There are only a few parts of the earth where these things don’t happen all the time—England, Western Europe, Canada, U.S., Australia, New Zealand, and Japan.
My personal theory is that we have lawns and other large expanse of greensward (or, in the case of Japan, neatly raked Zen gardens), the care and maintenance of which keep us too busy for fanaticism on our Sabbath or murder on our time off. Eastern Europe has weedy lots. Latin America has walled compounds. The Indian subcontinent may have lawns but so many beggars are sleeping on them that it’s hard to tell. The Chinese will pave anything.
And the Middle East is Calamity’s Country Club, Satan’s Sand Trap, a golf course with no greens or fairways and rough that couldn’t get rougher if the Middle East collided with Mars.

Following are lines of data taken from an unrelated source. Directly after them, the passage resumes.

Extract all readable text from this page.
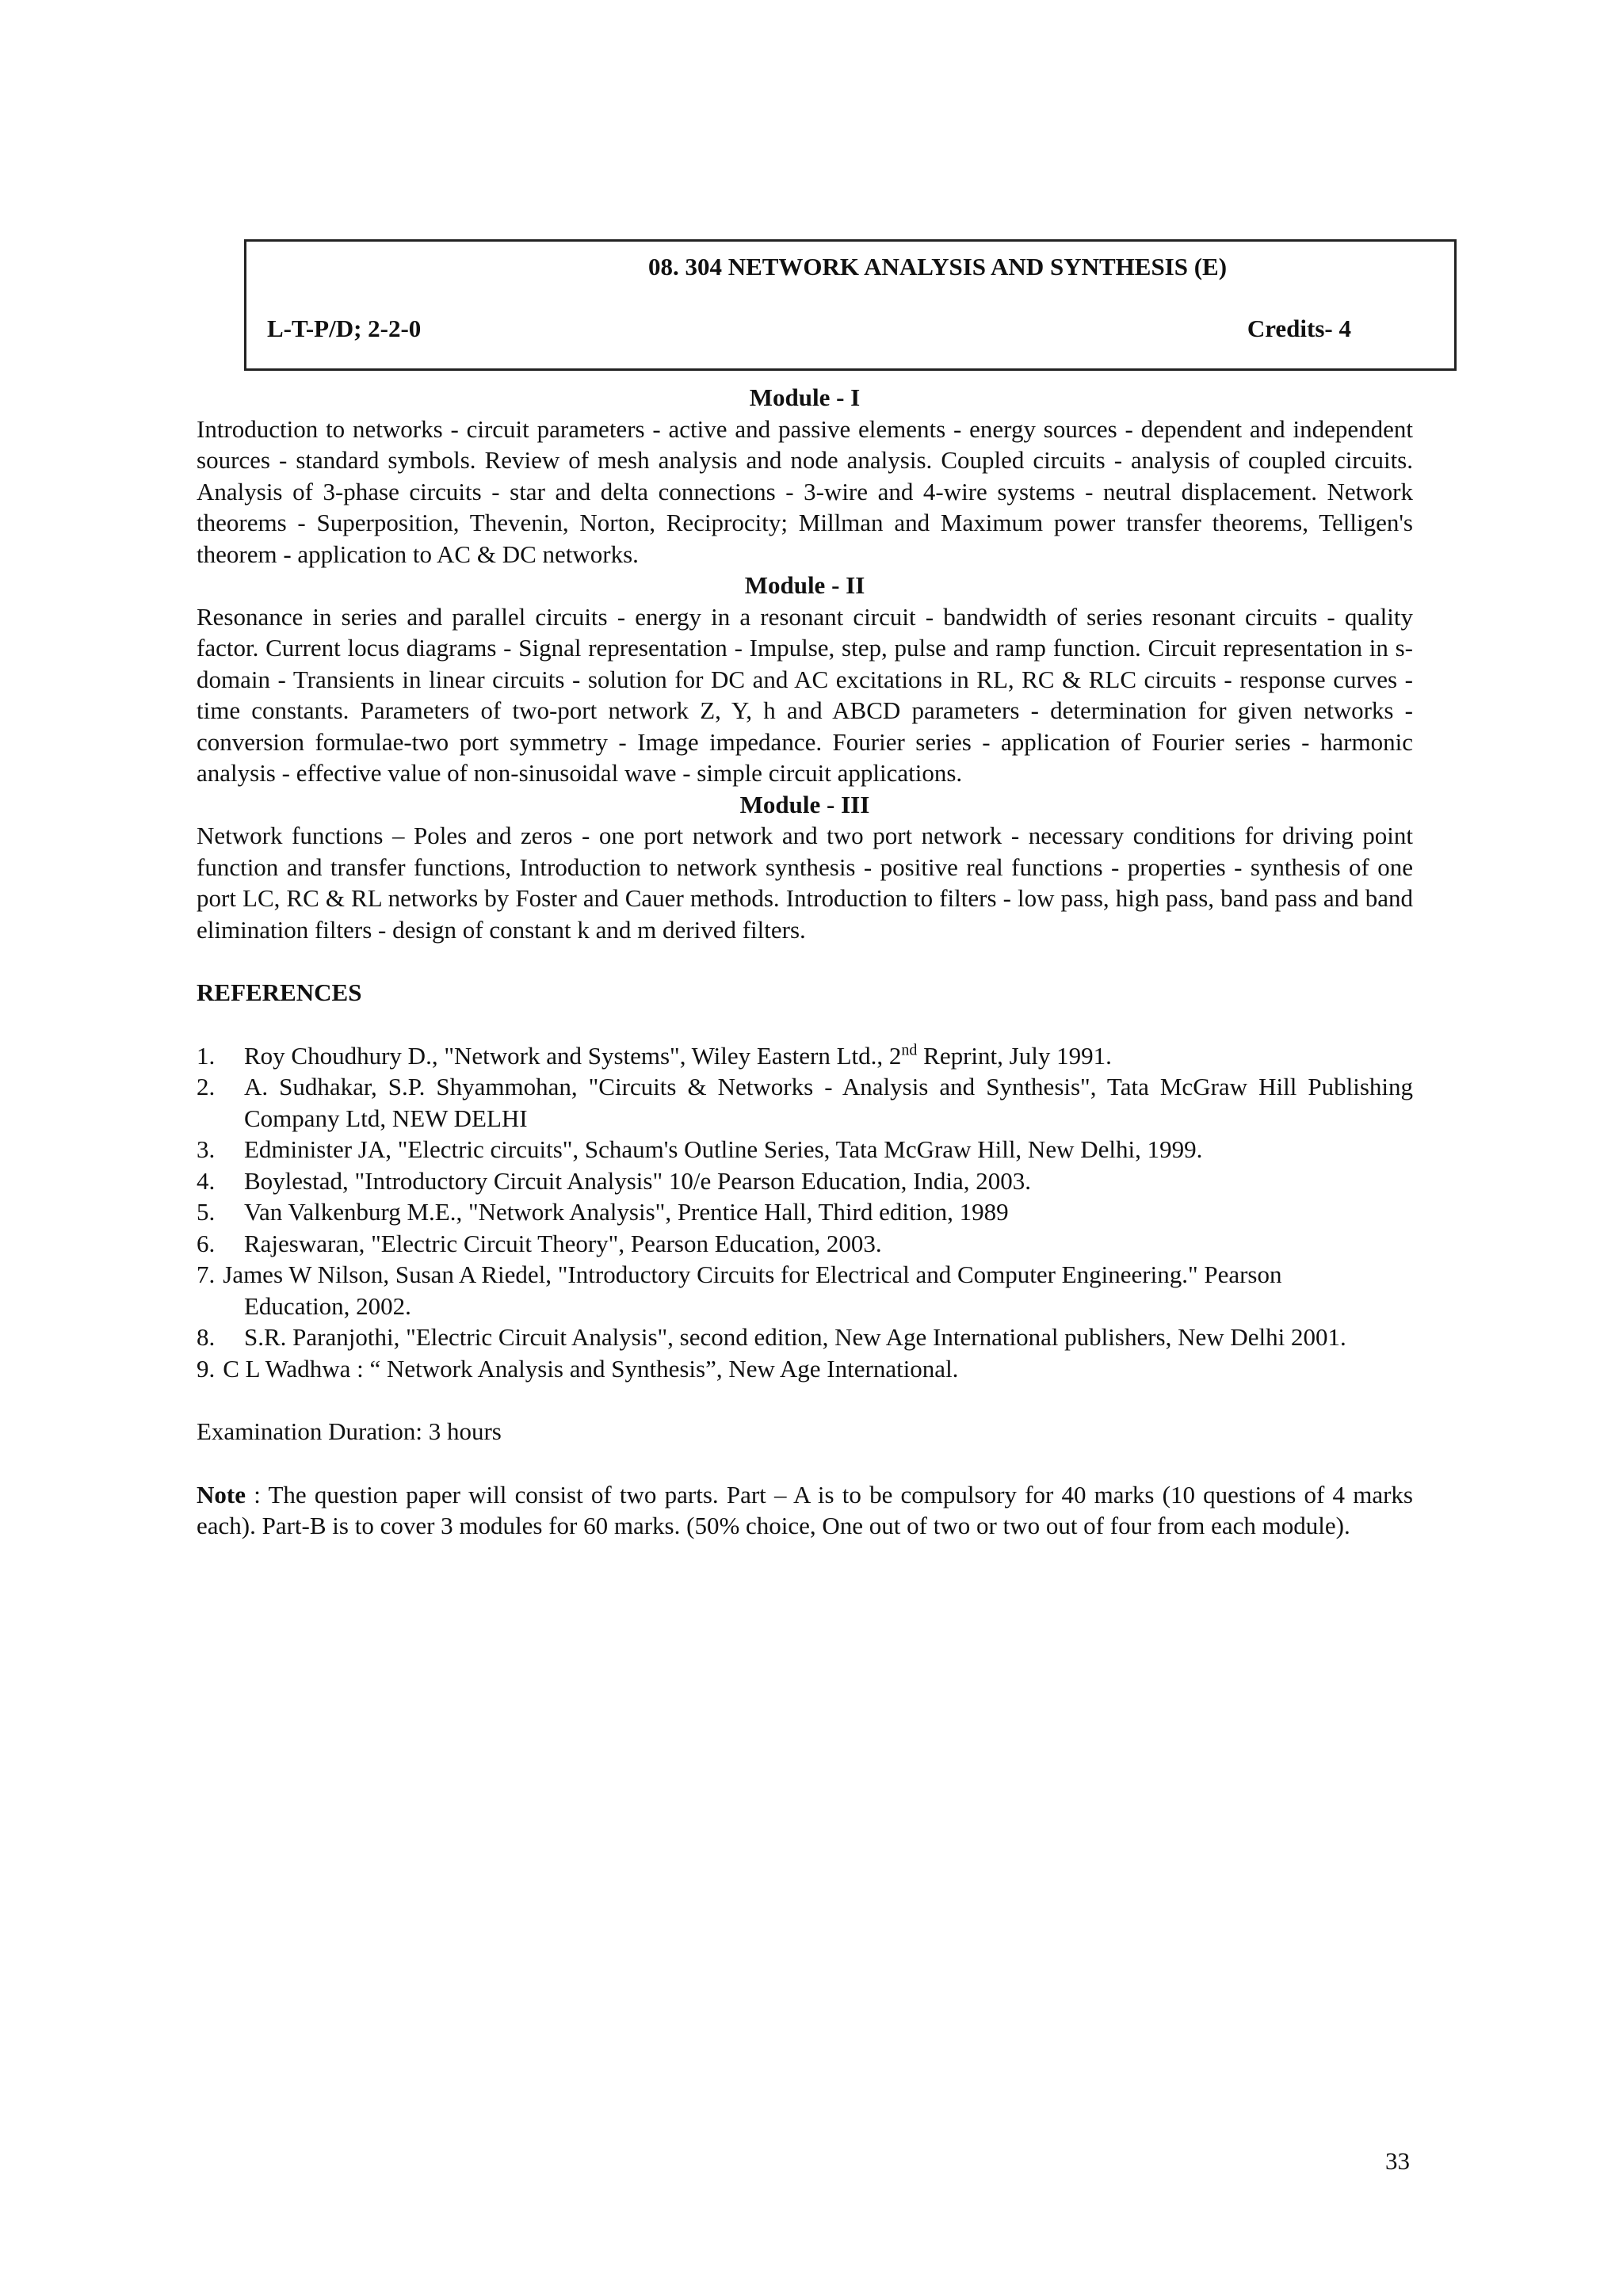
08. 304 NETWORK ANALYSIS AND SYNTHESIS (E)
L-T-P/D; 2-2-0	Credits- 4

Module - I

Introduction to networks - circuit parameters - active and passive elements - energy sources - dependent and independent sources - standard symbols. Review of mesh analysis and node analysis. Coupled circuits - analysis of coupled circuits. Analysis of 3-phase circuits - star and delta connections - 3-wire and 4-wire systems - neutral displacement. Network theorems - Superposition, Thevenin, Norton, Reciprocity; Millman and Maximum power transfer theorems, Telligen's theorem - application to AC & DC networks.

Module - II

Resonance in series and parallel circuits - energy in a resonant circuit - bandwidth of series resonant circuits - quality factor. Current locus diagrams - Signal representation - Impulse, step, pulse and ramp function. Circuit representation in s-domain - Transients in linear circuits - solution for DC and AC excitations in RL, RC & RLC circuits - response curves - time constants. Parameters of two-port network Z, Y, h and ABCD parameters - determination for given networks - conversion formulae-two port symmetry - Image impedance. Fourier series - application of Fourier series - harmonic analysis - effective value of non-sinusoidal wave - simple circuit applications.

Module - III

Network functions – Poles and zeros - one port network and two port network - necessary conditions for driving point function and transfer functions, Introduction to network synthesis - positive real functions - properties - synthesis of one port LC, RC & RL networks by Foster and Cauer methods. Introduction to filters - low pass, high pass, band pass and band elimination filters - design of constant k and m derived filters.

REFERENCES
1. Roy Choudhury D., "Network and Systems", Wiley Eastern Ltd., 2nd Reprint, July 1991.
2. A. Sudhakar, S.P. Shyammohan, "Circuits & Networks - Analysis and Synthesis", Tata McGraw Hill Publishing Company Ltd, NEW DELHI
3. Edminister JA, "Electric circuits", Schaum's Outline Series, Tata McGraw Hill, New Delhi, 1999.
4. Boylestad, "Introductory Circuit Analysis" 10/e Pearson Education, India, 2003.
5. Van Valkenburg M.E., "Network Analysis", Prentice Hall, Third edition, 1989
6. Rajeswaran, "Electric Circuit Theory", Pearson Education, 2003.
7. James W Nilson, Susan A Riedel, "Introductory Circuits for Electrical and Computer Engineering." Pearson
Education, 2002.
8. S.R. Paranjothi, "Electric Circuit Analysis", second edition, New Age International publishers, New Delhi 2001.
9. C L Wadhwa : “ Network Analysis and Synthesis”, New Age International.
Examination Duration: 3 hours
Note : The question paper will consist of two parts. Part – A is to be compulsory for 40 marks (10 questions of 4 marks each). Part-B is to cover 3 modules for 60 marks. (50% choice, One out of two or two out of four from each module).
33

The slope rating is infinity. The 18 holes are tunnels into Israel from Gaza.
Maybe we should give them lawns instead of air support.
“Father, I am going to Paradise by slaughtering infidels with a suicide bomb on my body.”
“Not until you finish mowing the lawn.”
The Middle East turns out to be a country club that’s easy to get into but hard to get out of.
Resign and we could have Iran coming in and saving Iraq’s Halal turkey bacon. Put 77 million Iranians who hate us together with 36 million Iraqis who hate us and that’s a lot of people who hate us, all trying to make an atomic bomb.
Or we could have the Islamic State in Syria and Iraq actually becoming “The Islamic State in Syria and Iraq” and joining the UN with Abu Bakar al-Baghdadi getting a photo op in the Rose Garden.
Of course there’s a third option, which, given President Obama’s fondness for agonizing over decisions, is the most likely. We could have both.
I’d write a blistering editorial about it, but I have to bug my son to finish mowing the lawn.